On pourrait, maintenant, raisonner sur des données moins discutées. Parmi nos rêves, il y en a qui sont des combinaisons d’images fragmentaires, dont nous ne pourrions que par un effort d’interprétation souvent incertain découvrir, au réveil, l’origine dans une ou plusieurs régions de notre mémoire. D’autres sont des souvenirs simplement démarqués. Entre les uns et les autres il y a bien des intermédiaires. Pourquoi ne supposerait-on pas que la série ne se termine point là, qu’au delà de ces souvenirs démarqués, il y en a d’autres qui ne le sont pas, qu’ensuite vient une catégorie de rêves qui contiendraient des souvenirs purs et simples (réalisés) ? On interpréterait ceci en disant que ce qui empêche le souvenir de reparaître intégralement, ce sont ces sensations organiques qui, si vagues soient-elles, pénètrent pourtant dans le rêve, et nous maintiennent en contact avec le monde extérieur que ce contact se réduise de plus en plus à la limite, rien d’extérieur n’intervenant pour régler l’ordre dans lequel les images se succèdent, il reste, et il ne reste que l’ordre chronologique, suivant lequel la série des souvenirs se déroulera. Mais, quand bien même on pourrait classer ainsi les images des rêves, rien n’autoriserait à admettre qu’on passe par des transitions insensibles de la catégorie des rêves à celle des souvenirs purs. On peut dire du souvenir, tel qu’on le définit dans cette conception, qu’il ne comporte pas de degrés un état est un souvenir, ou autre chose, il n’est pas en partie un souvenir, en partie autre chose. Sans doute il y a des souvenirs incomplets, mais il n’y a pas, dans un rêve, mélange de souvenirs incomplets avec d’autres éléments, car un souvenir même incomplet, lorsqu’on l’évoque, s’oppose à tout le reste comme le passé au présent, tandis que le rêve, dans toutes ses parties, se confond pour nous avec le présent. Le rêve n’échappe pas plus à cette condition qu’une danseuse, alors même qu’elle ne touche le sol qu’avec les pointes, et donne l’impression qu’elle va s’envoler, ne se soustrait le moins du monde aux lois de la gravitation. On ne peut donc pas conclure, de ce qu’il y a des rêves qui ressemblent plus que d’autres à nos [p. 71] souvenirs, qu’il y a des rêves qui sont des souvenirs purs. Passer des uns aux autres, ce serait, en réalité, sauter d’un ordre de fait à un autre dont la nature est toute différente, et que le premier n’annonce en rien.

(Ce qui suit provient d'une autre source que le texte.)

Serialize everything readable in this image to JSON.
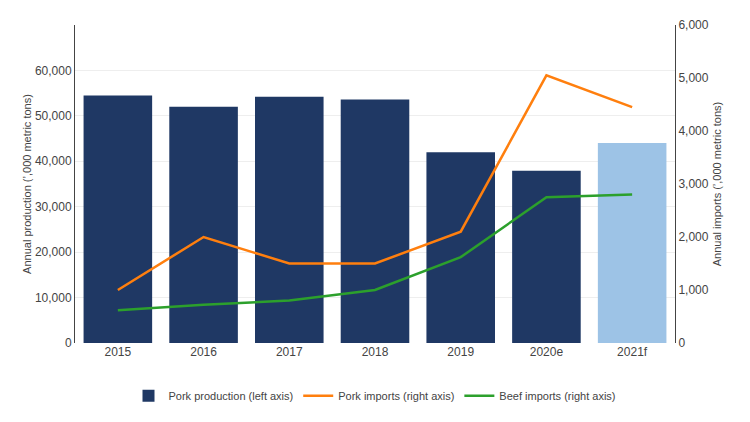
{
  "chart_data": {
    "type": "bar",
    "categories": [
      "2015",
      "2016",
      "2017",
      "2018",
      "2019",
      "2020e",
      "2021f"
    ],
    "series": [
      {
        "name": "Pork production (left axis)",
        "type": "bar",
        "colors": [
          "#1f3864",
          "#1f3864",
          "#1f3864",
          "#1f3864",
          "#1f3864",
          "#1f3864",
          "#9dc3e6"
        ],
        "values": [
          54500,
          52000,
          54200,
          53600,
          42000,
          37900,
          44000
        ]
      },
      {
        "name": "Pork imports (right axis)",
        "type": "line",
        "axis": "y2",
        "values": [
          1000,
          2000,
          1500,
          1500,
          2100,
          5050,
          4450
        ]
      },
      {
        "name": "Beef imports (right axis)",
        "type": "line",
        "axis": "y2",
        "values": [
          620,
          720,
          800,
          1000,
          1620,
          2750,
          2800
        ]
      }
    ],
    "ylabel": "Annual production (’,000 metric tons)",
    "y2label": "Annual imports (’,000 metric tons)",
    "ylim": [
      0,
      70000
    ],
    "yticks": [
      0,
      {
        "value": 10000,
        "label": "10,000"
      },
      {
        "value": 20000,
        "label": "20,000"
      },
      {
        "value": 30000,
        "label": "30,000"
      },
      {
        "value": 40000,
        "label": "40,000"
      },
      {
        "value": 50000,
        "label": "50,000"
      },
      {
        "value": 60000,
        "label": "60,000"
      }
    ],
    "y2lim": [
      0,
      6000
    ],
    "y2ticks": [
      0,
      {
        "value": 1000,
        "label": "1,000"
      },
      {
        "value": 2000,
        "label": "2,000"
      },
      {
        "value": 3000,
        "label": "3,000"
      },
      {
        "value": 4000,
        "label": "4,000"
      },
      {
        "value": 5000,
        "label": "5,000"
      },
      {
        "value": 6000,
        "label": "6,000"
      }
    ],
    "grid": true,
    "legend": "bottom"
  }
}
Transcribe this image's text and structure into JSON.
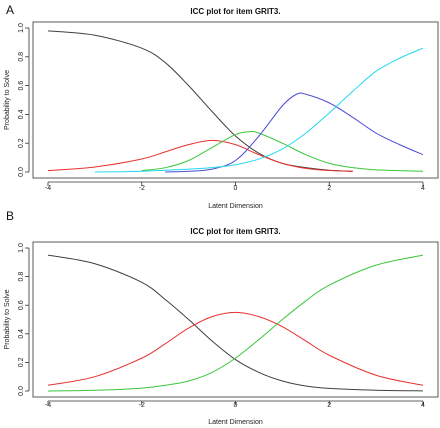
{
  "chart_data": [
    {
      "panel_label": "A",
      "type": "line",
      "title": "ICC plot for item GRIT3.",
      "xlabel": "Latent Dimension",
      "ylabel": "Probability to Solve",
      "xlim": [
        -4,
        4
      ],
      "ylim": [
        0,
        1
      ],
      "xticks": [
        "-4",
        "-2",
        "0",
        "2",
        "4"
      ],
      "yticks": [
        "0.0",
        "0.2",
        "0.4",
        "0.6",
        "0.8",
        "1.0"
      ],
      "grid": false,
      "legend": "none",
      "series": [
        {
          "color": "#404040",
          "x": [
            -4,
            -3,
            -2,
            -1.5,
            -1,
            -0.5,
            0,
            0.5,
            1,
            1.5,
            2,
            2.5
          ],
          "y": [
            0.98,
            0.95,
            0.86,
            0.76,
            0.6,
            0.42,
            0.25,
            0.13,
            0.06,
            0.03,
            0.012,
            0.005
          ]
        },
        {
          "color": "#e8322e",
          "x": [
            -4,
            -3,
            -2,
            -1.5,
            -1,
            -0.5,
            0,
            0.5,
            1,
            1.5,
            2,
            2.5
          ],
          "y": [
            0.01,
            0.035,
            0.09,
            0.14,
            0.19,
            0.22,
            0.19,
            0.12,
            0.06,
            0.025,
            0.01,
            0.004
          ]
        },
        {
          "color": "#3cc63c",
          "x": [
            -2,
            -1.5,
            -1,
            -0.5,
            0,
            0.3,
            0.5,
            1,
            1.5,
            2,
            2.5,
            3,
            4
          ],
          "y": [
            0.01,
            0.03,
            0.08,
            0.17,
            0.26,
            0.28,
            0.27,
            0.2,
            0.12,
            0.06,
            0.03,
            0.015,
            0.005
          ]
        },
        {
          "color": "#4b4bd8",
          "x": [
            -1.5,
            -1,
            -0.5,
            0,
            0.5,
            1,
            1.3,
            1.5,
            2,
            2.5,
            3,
            3.5,
            4
          ],
          "y": [
            0.0,
            0.005,
            0.02,
            0.08,
            0.25,
            0.46,
            0.54,
            0.54,
            0.48,
            0.38,
            0.27,
            0.19,
            0.12
          ]
        },
        {
          "color": "#22d8ee",
          "x": [
            -3,
            -2,
            -1,
            -0.5,
            0,
            0.5,
            1,
            1.5,
            2,
            2.5,
            3,
            3.5,
            4
          ],
          "y": [
            0.0,
            0.005,
            0.02,
            0.03,
            0.05,
            0.09,
            0.16,
            0.27,
            0.41,
            0.56,
            0.7,
            0.79,
            0.86
          ]
        }
      ]
    },
    {
      "panel_label": "B",
      "type": "line",
      "title": "ICC plot for item GRIT3.",
      "xlabel": "Latent Dimension",
      "ylabel": "Probability to Solve",
      "xlim": [
        -4,
        4
      ],
      "ylim": [
        0,
        1
      ],
      "xticks": [
        "-4",
        "-2",
        "0",
        "2",
        "4"
      ],
      "yticks": [
        "0.0",
        "0.2",
        "0.4",
        "0.6",
        "0.8",
        "1.0"
      ],
      "grid": false,
      "legend": "none",
      "series": [
        {
          "color": "#404040",
          "x": [
            -4,
            -3,
            -2,
            -1.5,
            -1,
            -0.5,
            0,
            0.5,
            1,
            1.5,
            2,
            3,
            4
          ],
          "y": [
            0.95,
            0.89,
            0.76,
            0.64,
            0.5,
            0.35,
            0.22,
            0.13,
            0.07,
            0.035,
            0.018,
            0.005,
            0.001
          ]
        },
        {
          "color": "#e8322e",
          "x": [
            -4,
            -3,
            -2,
            -1.5,
            -1,
            -0.5,
            0,
            0.5,
            1,
            1.5,
            2,
            3,
            4
          ],
          "y": [
            0.04,
            0.1,
            0.23,
            0.33,
            0.44,
            0.52,
            0.55,
            0.52,
            0.45,
            0.35,
            0.25,
            0.11,
            0.04
          ]
        },
        {
          "color": "#3cc63c",
          "x": [
            -4,
            -3,
            -2,
            -1.5,
            -1,
            -0.5,
            0,
            0.5,
            1,
            1.5,
            2,
            3,
            4
          ],
          "y": [
            0.0,
            0.005,
            0.02,
            0.04,
            0.07,
            0.13,
            0.23,
            0.36,
            0.5,
            0.63,
            0.74,
            0.88,
            0.95
          ]
        }
      ]
    }
  ]
}
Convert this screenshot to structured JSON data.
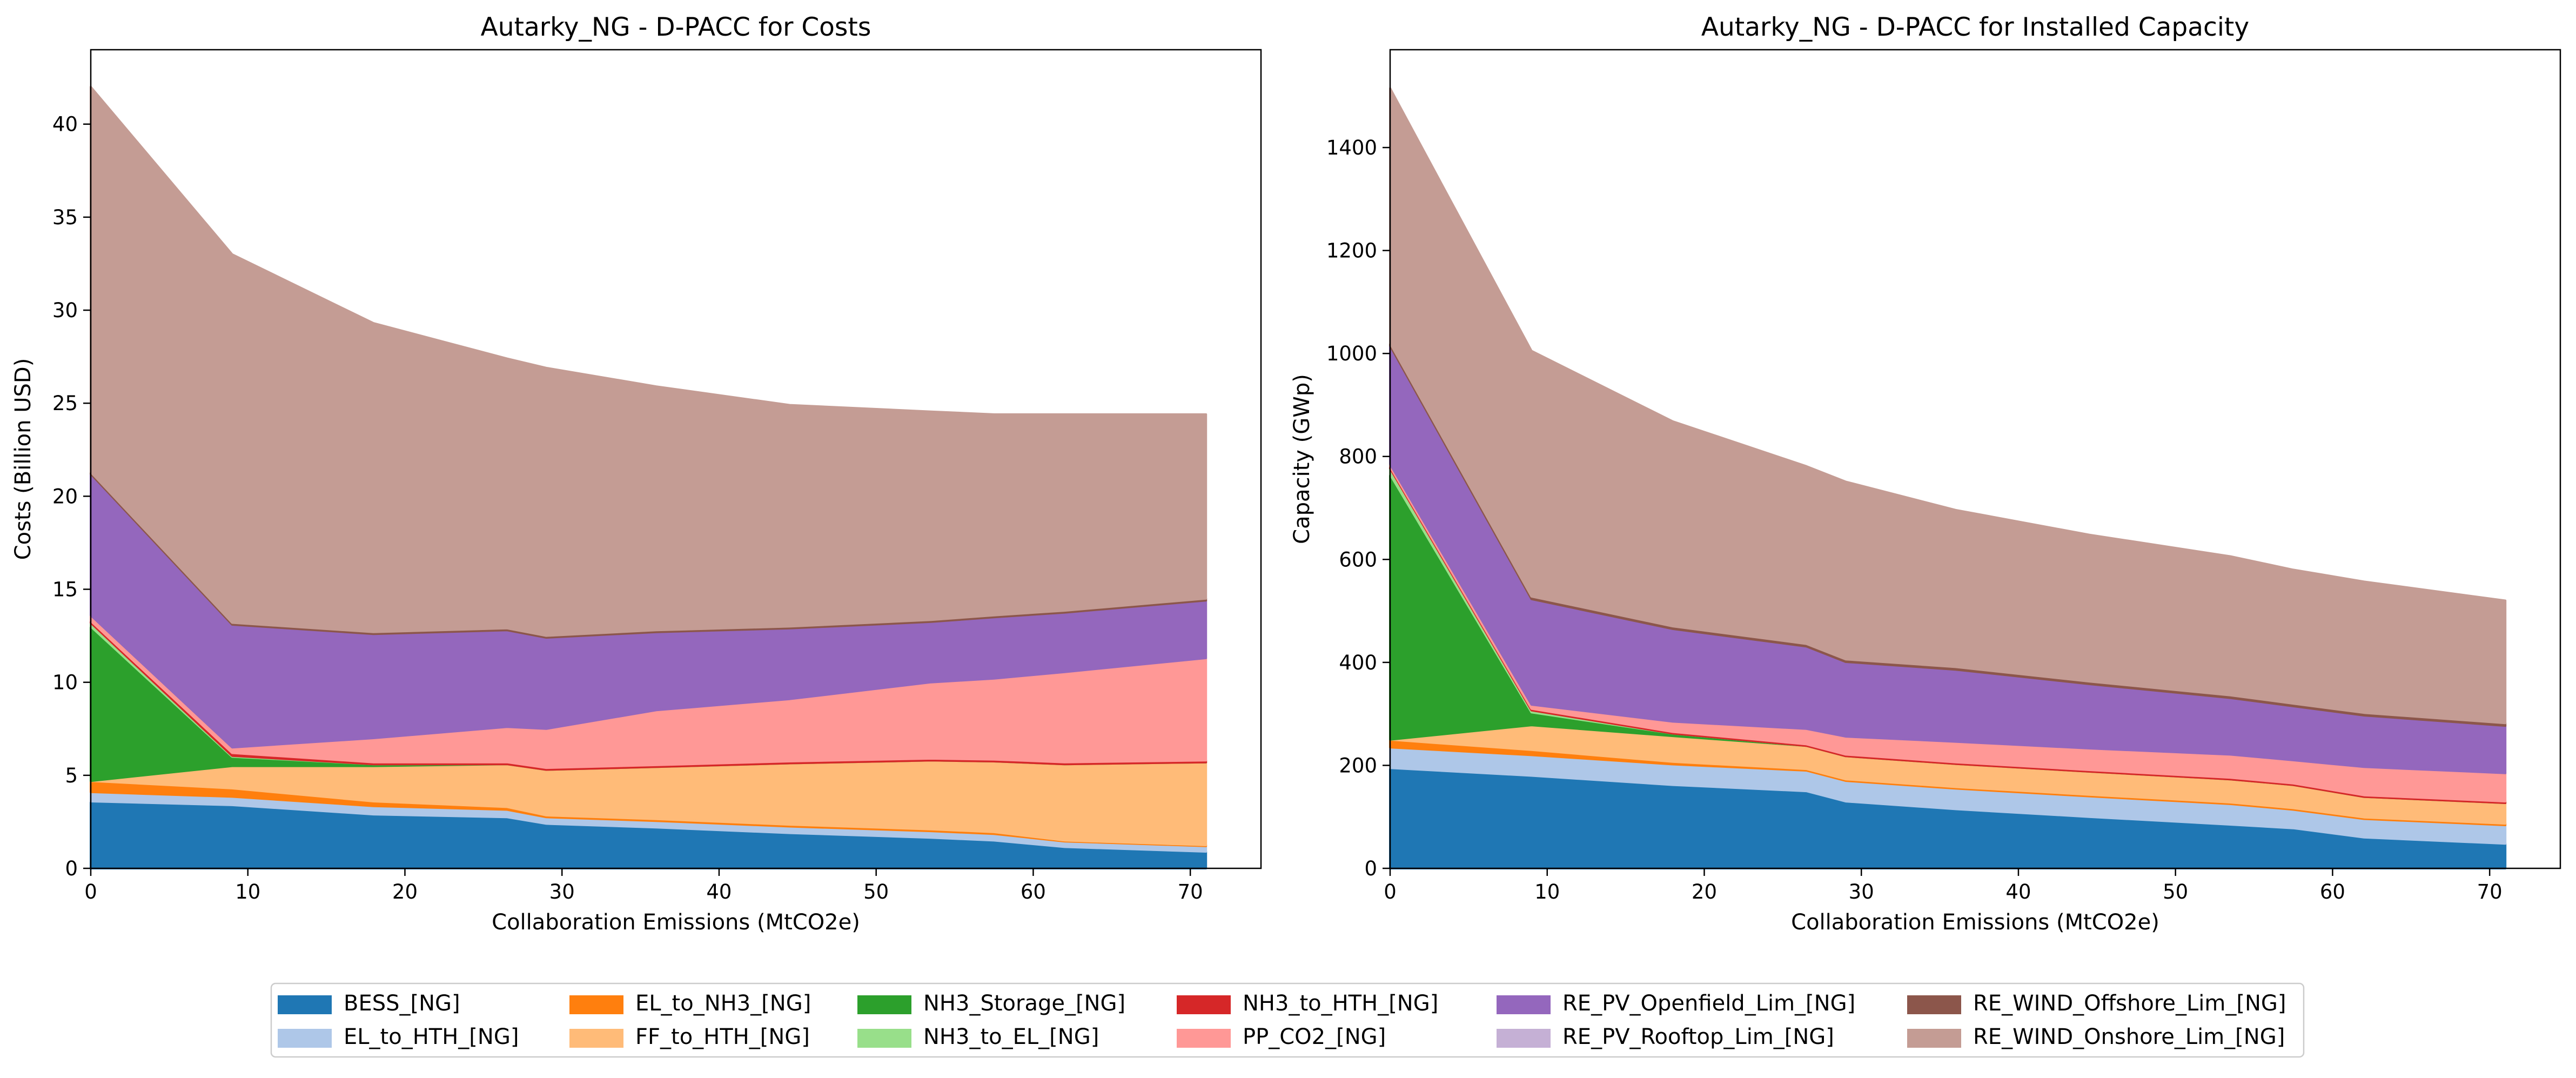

Si, dans le sommeil profond, l’activité par excellence de l’esprit consistait dans l’évocation des souvenirs, il serait bien étrange qu’avant de s’endormir, il fallût détourner son attention non seulement du présent et des souvenirs immédiats qui nous le représentent, mais aussi de toute espèce de souvenirs, et suspendre, en même temps que ses perceptions, l’activité de la mémoire. Or, c’est bien ce qui se réalise. Il arrive bien, comme l’a montré M. Kaploun, qu’au début de l’assoupissement on traverse un état de rêverie où « l’évocation des souvenirs est facile, continue et fertile ». Mais, ensuite, il faut « brider l’énergie de veille », et on y arrive « en l’occupant par un travail qui produit un vide, un appauvrissement une mélodie, ou quelque autre image rythmique ». Ensuite le même auteur signale un état singulier, qu’il n’a réussi à saisir qu’après un long entraînement, et qui précéderait immédiatement le vrai rêve. « Tout motif rythmique disparaît, et on se trouve le spectateur passif d’une floraison incessante et rapide d’images simples et courtes », nettement objectives, indépendantes et extériorisées. « Il semble qu’on assiste à la dislocation du système latent particulier (conscience du réel à l’état de veille), dont les parties agissent vigoureusement avant de disparaître. Les éléments de ce système (notion de l’orientation, des personnes qui nous entourent, ou que nous avons vues) jettent en quelque sorte leur dernière lueur (17) ». Ainsi les cases dans lesquelles nous répartissons les images à l’état de veille doivent disparaître, pour que devienne possible un nouveau mode de systématisation, celui du rêve Mais ces cases sont aussi celles dans lesquelles s’opère, à l’état de veille, l’évocation des souvenirs. Ainsi, le système général des perceptions et des souvenirs de la veille est un obstacle à l’entrée dans le rêve (18).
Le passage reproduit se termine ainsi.